Caregivers: Protect Yourself – and Seriously Ill Patients – During the Coronavirus Outbreak

With the coronavirus (COVID19) rapidly spreading across the United States, caregivers responsible for a loved one who has a serious or advanced illness should know what steps to take to protect their own health, their family and the health of their vulnerable patient.

It’s important to understand that the coronavirus is not likely to be fatal to healthy children and adults and resolves on its own without issues. But individuals with advanced illness are at higher risk, including those who are immunocompromised, the elderly and patients with cancer, COPD, diabetes and high blood pressure. Statistics from China show that Covid-19 is fatal for nearly 15 percent of people over 80 years old who have it and eight percent of people in their 70s. Anyone who is in close contact with individuals who have been diagnosed with COVID-19 is also at elevated risk.

Understanding the Virus

The virus spreads primarily between people who are in close contact with one another, through respiratory droplets produced when an infected person coughs or sneezes, and from contact with infected surfaces or objects.

Symptoms include fever, cough and shortness of breath. By comparison, the flu is more likely to cause fever, headache, muscle and body aches, fatigue, cough, sore throat and a runny or stuffy nose. COVID19 cases can range from mild to severe, and shortness of breath may indicate a more serious form of the illness. According to the CDC, symptoms may present from 2 to 14 days following exposure.

Take Precautions  

The CDC recommends remaining at least six feet from people who are sick. If you become sick with respiratory disease symptoms, keep in mind that it’s more likely due to flu or other respiratory viruses than to COVID-19. Nevertheless, always err on the side of caution when caring for a loved one when flu-like symptoms are present:

  • Stay in another room or be separated from the person as much as possible. Use a separate bedroom and bathroom, if available.
  • Make sure that shared spaces in the home have good air flow. Turn on an air conditioner or open a window.
  • Wash your hands often with soap and water for at least 20 seconds or use an alcohol-based hand sanitizer that contains 60 to 95% alcohol, covering all surfaces of your hands and rubbing them together until they feel dry. Use soap and water if your hands are visibly dirty.
  • Avoid touching your eyes, nose and mouth with unwashed hands.
  • You and your loved one should wear a facemask if you are in the same room.
  • Wear a disposable facemask and gloves when you touch or have contact with the person’s blood, stool, or body fluids, such as saliva, sputum, nasal mucus, vomit, urine.
    • Throw out disposable facemasks and gloves after using them.

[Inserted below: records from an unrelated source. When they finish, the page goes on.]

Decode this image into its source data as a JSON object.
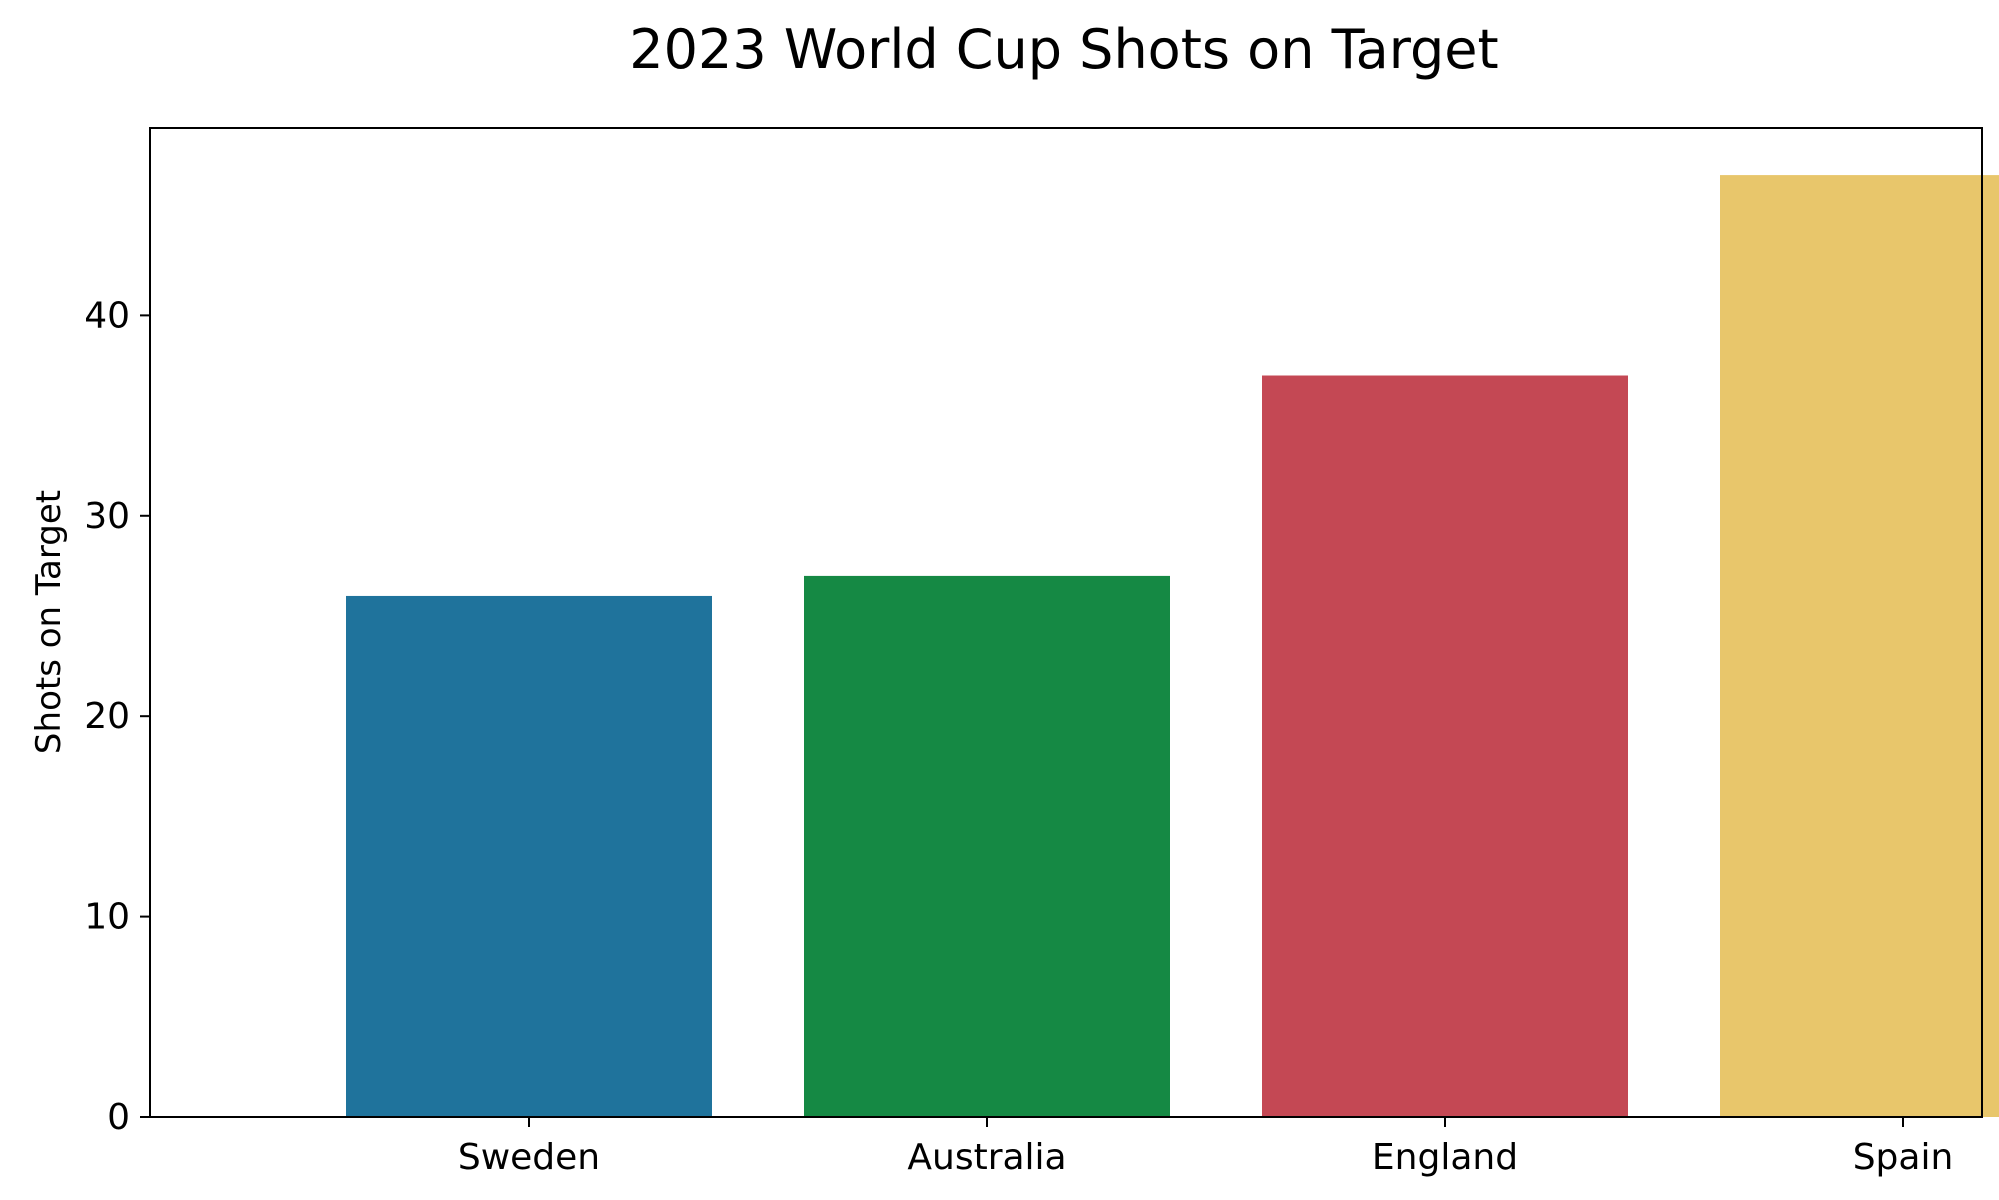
{
  "chart_data": {
    "type": "bar",
    "title": "2023 World Cup Shots on Target",
    "xlabel": "",
    "ylabel": "Shots on Target",
    "categories": [
      "Sweden",
      "Australia",
      "England",
      "Spain"
    ],
    "values": [
      26,
      27,
      37,
      47
    ],
    "colors": [
      "#1f739c",
      "#158944",
      "#c44854",
      "#e8c66b"
    ],
    "ylim": [
      0,
      49.35
    ],
    "yticks": [
      0,
      10,
      20,
      30,
      40
    ],
    "grid": false,
    "legend": "none"
  }
}
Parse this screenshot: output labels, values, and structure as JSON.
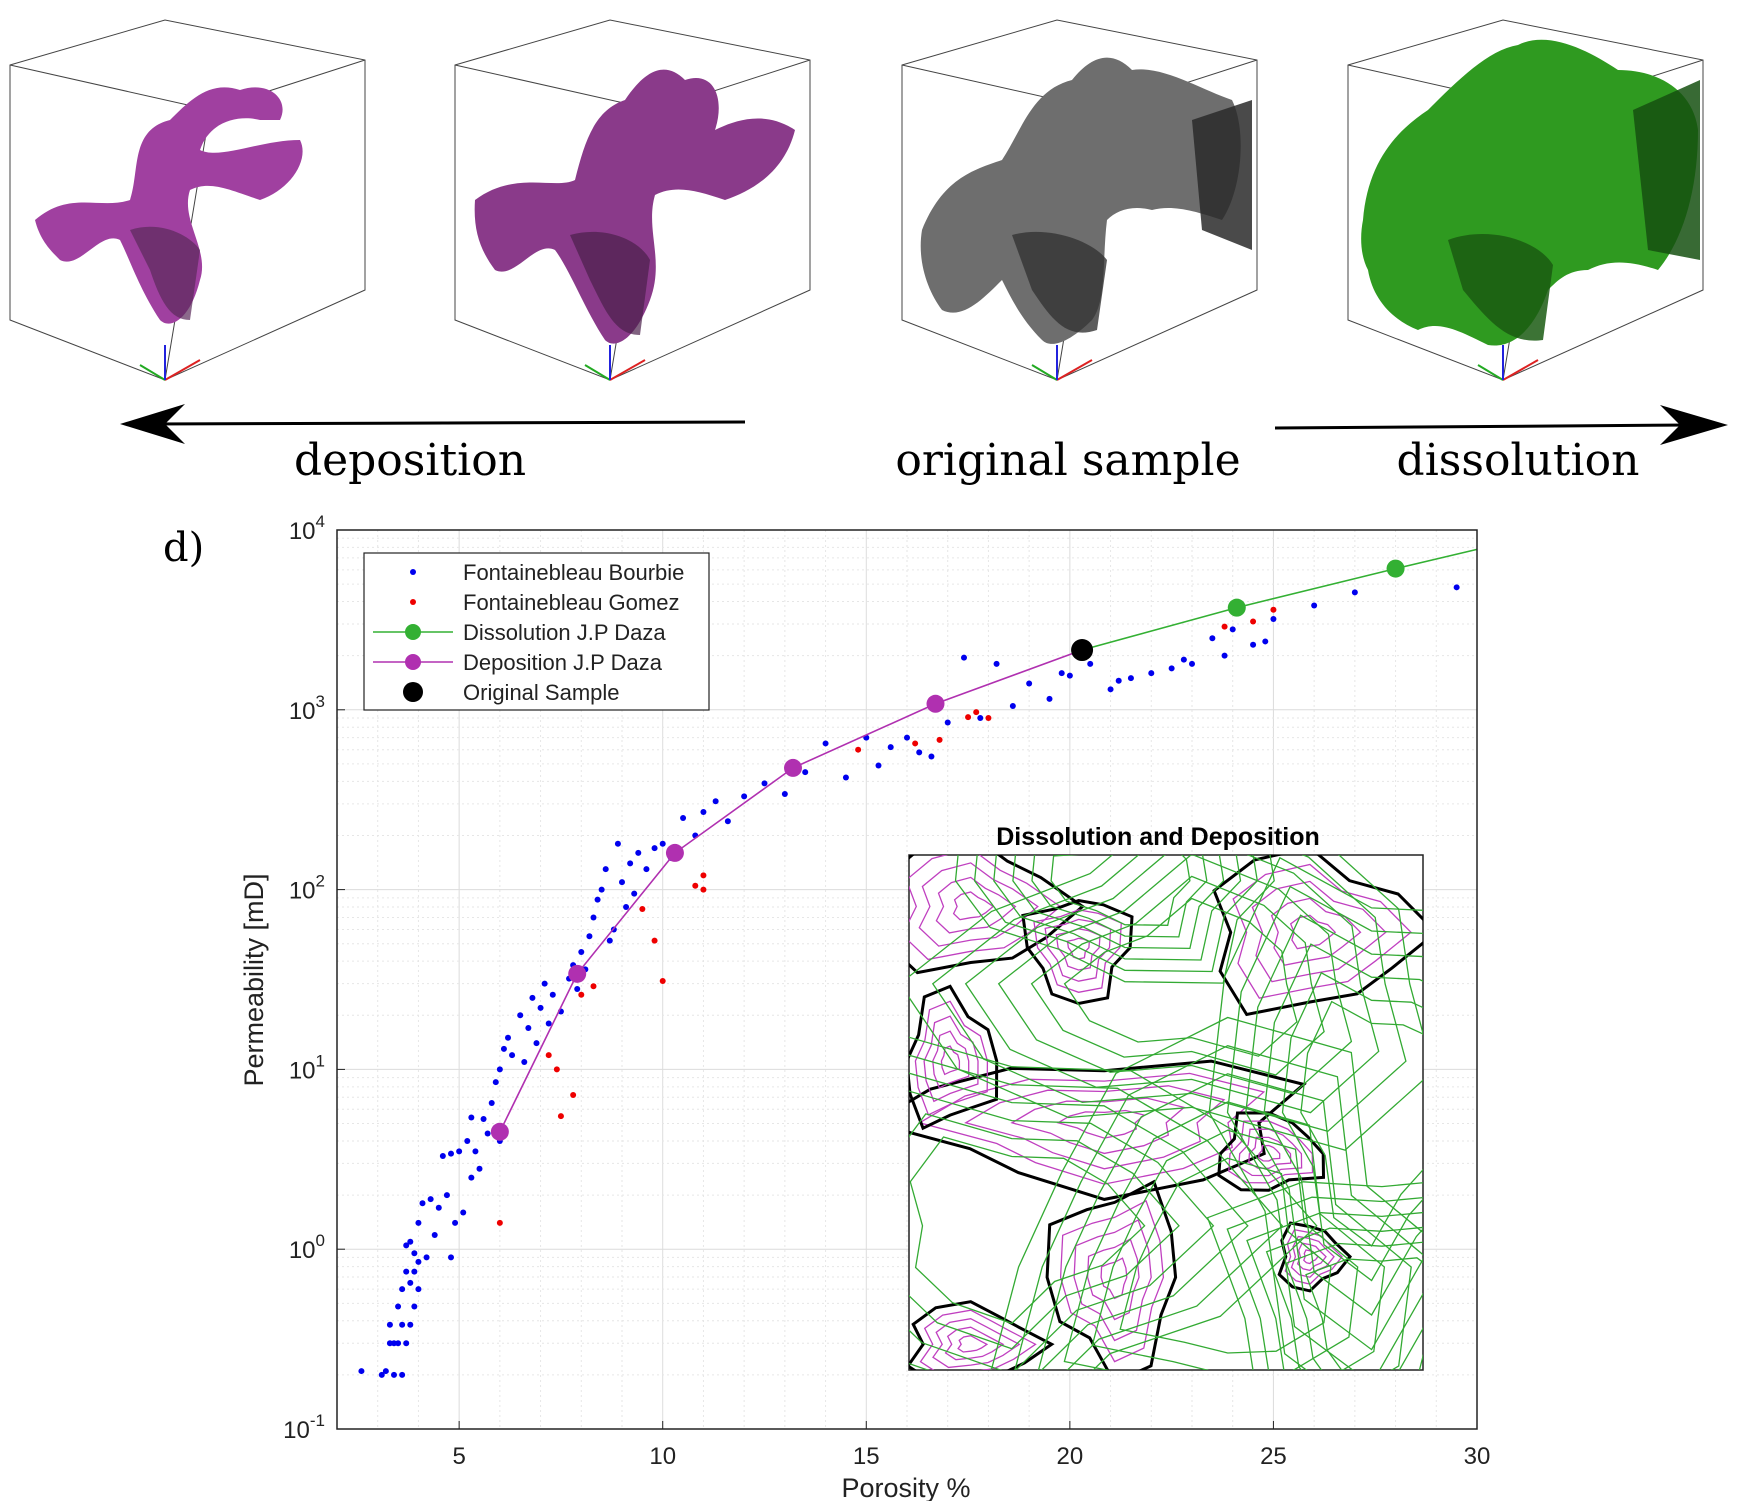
{
  "top_panel": {
    "labels": {
      "deposition": "deposition",
      "original": "original sample",
      "dissolution": "dissolution"
    },
    "cube_colors": [
      "#a040a0",
      "#8a3a8a",
      "#6e6e6e",
      "#2f9a20"
    ]
  },
  "panel_label": "d)",
  "chart_data": {
    "type": "scatter",
    "xlabel": "Porosity %",
    "ylabel": "Permeability [mD]",
    "xlim": [
      2,
      30
    ],
    "ylim": [
      0.1,
      10000
    ],
    "yscale": "log",
    "xticks": [
      5,
      10,
      15,
      20,
      25,
      30
    ],
    "yticks": [
      {
        "value": 0.1,
        "base": "10",
        "exp": "-1"
      },
      {
        "value": 1,
        "base": "10",
        "exp": "0"
      },
      {
        "value": 10,
        "base": "10",
        "exp": "1"
      },
      {
        "value": 100,
        "base": "10",
        "exp": "2"
      },
      {
        "value": 1000,
        "base": "10",
        "exp": "3"
      },
      {
        "value": 10000,
        "base": "10",
        "exp": "4"
      }
    ],
    "grid": true,
    "legend_position": "top-left",
    "series": [
      {
        "name": "Fontainebleau Bourbie",
        "style": "dots",
        "color": "#0000ee",
        "points": [
          [
            2.6,
            0.21
          ],
          [
            3.1,
            0.2
          ],
          [
            3.2,
            0.21
          ],
          [
            3.3,
            0.3
          ],
          [
            3.3,
            0.38
          ],
          [
            3.4,
            0.3
          ],
          [
            3.4,
            0.2
          ],
          [
            3.5,
            0.48
          ],
          [
            3.5,
            0.3
          ],
          [
            3.6,
            0.38
          ],
          [
            3.6,
            0.2
          ],
          [
            3.6,
            0.6
          ],
          [
            3.7,
            1.05
          ],
          [
            3.7,
            0.75
          ],
          [
            3.7,
            0.3
          ],
          [
            3.8,
            1.1
          ],
          [
            3.8,
            0.65
          ],
          [
            3.8,
            0.38
          ],
          [
            3.9,
            0.95
          ],
          [
            3.9,
            0.75
          ],
          [
            3.9,
            0.48
          ],
          [
            4.0,
            0.85
          ],
          [
            4.0,
            0.6
          ],
          [
            4.0,
            1.4
          ],
          [
            4.1,
            1.8
          ],
          [
            4.2,
            0.9
          ],
          [
            4.3,
            1.9
          ],
          [
            4.4,
            1.2
          ],
          [
            4.5,
            1.7
          ],
          [
            4.6,
            3.3
          ],
          [
            4.7,
            2.0
          ],
          [
            4.8,
            0.9
          ],
          [
            4.8,
            3.4
          ],
          [
            4.9,
            1.4
          ],
          [
            5.0,
            3.5
          ],
          [
            5.1,
            1.6
          ],
          [
            5.2,
            4.0
          ],
          [
            5.3,
            2.5
          ],
          [
            5.3,
            5.4
          ],
          [
            5.4,
            3.5
          ],
          [
            5.5,
            2.8
          ],
          [
            5.6,
            5.3
          ],
          [
            5.7,
            4.4
          ],
          [
            5.8,
            6.5
          ],
          [
            5.9,
            8.5
          ],
          [
            6.0,
            10.0
          ],
          [
            6.0,
            4.0
          ],
          [
            6.1,
            13
          ],
          [
            6.2,
            15
          ],
          [
            6.3,
            12
          ],
          [
            6.5,
            20
          ],
          [
            6.6,
            11
          ],
          [
            6.7,
            17
          ],
          [
            6.8,
            25
          ],
          [
            6.9,
            14
          ],
          [
            7.0,
            22
          ],
          [
            7.1,
            30
          ],
          [
            7.2,
            18
          ],
          [
            7.3,
            26
          ],
          [
            7.5,
            21
          ],
          [
            7.7,
            32
          ],
          [
            7.8,
            38
          ],
          [
            7.9,
            28
          ],
          [
            8.0,
            45
          ],
          [
            8.1,
            36
          ],
          [
            8.2,
            55
          ],
          [
            8.3,
            70
          ],
          [
            8.4,
            88
          ],
          [
            8.5,
            100
          ],
          [
            8.6,
            130
          ],
          [
            8.7,
            52
          ],
          [
            8.8,
            60
          ],
          [
            8.9,
            180
          ],
          [
            9.0,
            110
          ],
          [
            9.1,
            80
          ],
          [
            9.2,
            140
          ],
          [
            9.3,
            95
          ],
          [
            9.4,
            160
          ],
          [
            9.6,
            130
          ],
          [
            9.8,
            170
          ],
          [
            10.0,
            180
          ],
          [
            10.2,
            150
          ],
          [
            10.5,
            250
          ],
          [
            10.8,
            200
          ],
          [
            11.0,
            270
          ],
          [
            11.3,
            310
          ],
          [
            11.6,
            240
          ],
          [
            12.0,
            330
          ],
          [
            12.5,
            390
          ],
          [
            13.0,
            340
          ],
          [
            13.5,
            450
          ],
          [
            14.0,
            650
          ],
          [
            14.5,
            420
          ],
          [
            15.0,
            700
          ],
          [
            15.3,
            490
          ],
          [
            15.6,
            620
          ],
          [
            16.0,
            700
          ],
          [
            16.3,
            580
          ],
          [
            16.6,
            550
          ],
          [
            17.0,
            850
          ],
          [
            17.4,
            1950
          ],
          [
            17.8,
            900
          ],
          [
            18.2,
            1800
          ],
          [
            18.6,
            1050
          ],
          [
            19.0,
            1400
          ],
          [
            19.5,
            1150
          ],
          [
            20.0,
            1550
          ],
          [
            20.5,
            1800
          ],
          [
            21.0,
            1300
          ],
          [
            21.5,
            1500
          ],
          [
            22.0,
            1600
          ],
          [
            22.5,
            1700
          ],
          [
            23.0,
            1800
          ],
          [
            23.5,
            2500
          ],
          [
            24.0,
            2800
          ],
          [
            24.5,
            2300
          ],
          [
            25.0,
            3200
          ],
          [
            26.0,
            3800
          ],
          [
            27.0,
            4500
          ],
          [
            28.0,
            6000
          ],
          [
            29.5,
            4800
          ],
          [
            22.8,
            1900
          ],
          [
            23.8,
            2000
          ],
          [
            24.8,
            2400
          ],
          [
            21.2,
            1450
          ],
          [
            19.8,
            1600
          ]
        ]
      },
      {
        "name": "Fontainebleau Gomez",
        "style": "dots",
        "color": "#ee0000",
        "points": [
          [
            6.0,
            1.4
          ],
          [
            7.2,
            12
          ],
          [
            7.4,
            10
          ],
          [
            7.5,
            5.5
          ],
          [
            7.8,
            7.2
          ],
          [
            8.0,
            26
          ],
          [
            8.3,
            29
          ],
          [
            9.5,
            78
          ],
          [
            9.8,
            52
          ],
          [
            10.0,
            31
          ],
          [
            10.8,
            105
          ],
          [
            11.0,
            100
          ],
          [
            11.0,
            120
          ],
          [
            14.8,
            600
          ],
          [
            16.2,
            650
          ],
          [
            16.8,
            680
          ],
          [
            17.5,
            910
          ],
          [
            17.7,
            970
          ],
          [
            18.0,
            900
          ],
          [
            23.8,
            2900
          ],
          [
            24.5,
            3100
          ],
          [
            25.0,
            3600
          ]
        ]
      },
      {
        "name": "Dissolution J.P Daza",
        "style": "line-marker",
        "color": "#33b033",
        "points": [
          [
            20.3,
            2150
          ],
          [
            24.1,
            3700
          ],
          [
            28.0,
            6100
          ],
          [
            30.0,
            7800
          ]
        ],
        "markers": [
          [
            24.1,
            3700
          ],
          [
            28.0,
            6100
          ]
        ]
      },
      {
        "name": "Deposition J.P Daza",
        "style": "line-marker",
        "color": "#b030b0",
        "points": [
          [
            6.0,
            4.5
          ],
          [
            7.9,
            34
          ],
          [
            10.3,
            160
          ],
          [
            13.2,
            475
          ],
          [
            16.7,
            1080
          ],
          [
            20.3,
            2150
          ]
        ],
        "markers": [
          [
            6.0,
            4.5
          ],
          [
            7.9,
            34
          ],
          [
            10.3,
            160
          ],
          [
            13.2,
            475
          ],
          [
            16.7,
            1080
          ]
        ]
      },
      {
        "name": "Original Sample",
        "style": "marker",
        "color": "#000000",
        "points": [
          [
            20.3,
            2150
          ]
        ]
      }
    ],
    "inset": {
      "title": "Dissolution and Deposition",
      "colors": {
        "dissolution": "#33aa33",
        "deposition": "#c040c0",
        "boundary": "#000000"
      }
    }
  }
}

Do not reuse.
    • First remove and throw away gloves. Then, immediately clean your hands with soap and water or alcohol-based hand sanitizer. Next, remove and throw away facemask, and immediately clean your hands again with soap and water or alcohol-based hand sanitizer.
  • Do not share household items, such as dishes, drinking glasses, cups, eating utensils, towels, bedding or other items with the person who is sick. After the person uses these items, wash them thoroughly.
  • Clean all “high-touch” surfaces, such as counters, tabletops, doorknobs, bathroom fixtures, toilets, phones, keyboards, tablets, and bedside tables, every day. Also, clean any surfaces that may have blood, stool or body fluids on them. Use a household cleaning spray or wipe.
  • Wash laundry thoroughly.
    • Immediately remove and wash clothes or bedding that have blood, stool or body fluids on them.
    • Wear disposable gloves while handling soiled items and keep soiled items away from your body. Clean your hands immediately after removing your gloves.
  • Place all used disposable gloves, facemasks and other contaminated items in a lined container before disposing of them with other household waste. Clean your hands with soap and water or an alcohol-based hand sanitizer immediately after handling these items.

Community-Based Palliative Care

The spread of COVID-19 presents an added challenge for caregivers, who would benefit from the assistance of community-based palliative care experts who can evaluate the home situation and relieve caregiver burden.

In the current crisis, this team of highly trained specialists, consisting of nurses and social workers, can identify needed resources for access to food and other necessities and ensure that the patient and other household members have access to appropriate, recommended personal protective equipment, such as gloves and facemask, and are capable of adhering to precautions recommended as part of home care or isolation, including respiratory hygiene, cough etiquette and hand hygiene.